Chi scrive dovrebbe ricordarsi che le parole sono strumenti di comunicazione destinati a un sistema di comprensione umano. Il cervello del lettore decodifica le informazioni ricevute, eppure non sempre il messaggio recepito corrisponde al modello inviato. Perché?
Le cause sono diverse, ma il libro di Yellowlee Douglas “The reader’s brain” 2015, edito da Cambridge University Press, si concentra sullo stile di scrittura. L’opera della ricercatrice americana, dimostra come la struttura della frase sia sovente responsabile dell’attivazione di un’area del cervello piuttosto che di altre, ottenendo così risultati che vanno dal colpo di sonno alla massima concentrazione.

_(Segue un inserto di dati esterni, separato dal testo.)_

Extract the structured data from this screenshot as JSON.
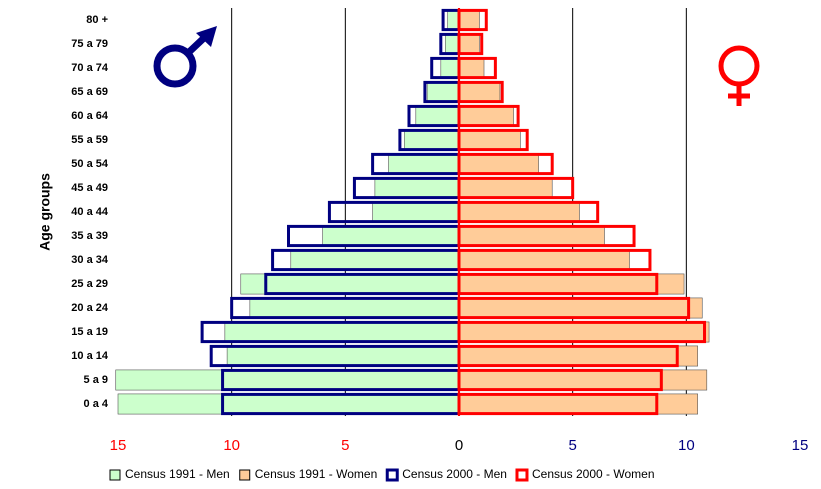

Il pregio di questo libro, che espone punti di vista non del tutto nuovi, è il sapore scientifico, acquisito attraverso riferimenti a risultati di ricerche fatte da studiosi di neuroscienze. Il cervello umano non ha sviluppato un centro deputato alla lettura (molti umani non leggono) per cui le zone cerebrali dedicate al linguaggio, vista e udito, si sono strettamente collegate per svolgere questo compito. E’ dunque lampante il motivo per cui la comprensione necessita di immagini mentali e ritmo.
Quanto rilevato dall’autrice è stato confermato da indagini strumentali con dispositivi di misurazione dei movimenti oculari e soprattutto attraverso la risonanza magnetica funzionale che registra le attivazioni delle varie zone cerebrali durante la lettura.
La Douglas riassume il suo metodo di scrittura efficiente nella regola delle 5C – chiarezza, continuità, coerenza, concisione e cadenza – portando esempi pratici di applicazione a ogni tipo di scrittura, dal racconto al testo pubblicitario. Le regole grammaticali e di sintassi proposte, sono note alla maggior parte degli scrittori, benché sovente disattese. L’aspetto interessante è dato dai motivi per i quali soggetti o verbi dovrebbero avere certe collocazioni all’interno della frase, e dall’esplicazione del perché l’uso di verbi d’azione aiuta la comprensione mentre l’impiego di frasi negative o passive la complicano invece.
L’autrice, che si è occupata anche di letteratura elettronica, sa bene che il cervello del lettore moderno non è più quello di cinquant’anni fa e consiglia una scrittura diversa da quella caratterizzante i classici. La mente umana è diventata televisiva, gli schemi che la ordinano sono aumentati e la classificazione è più raffinata. Il lettore ha bisogno di immagini mentali immediate, non ama dover tornare indietro per recuperare il soggetto perso a metà strada e preferisce gli scritti ordinati in progressione, come il tempo che passa. Tutto questo sembra logico e scontato per i lettori ma pare che non lo sia per gli scrittori.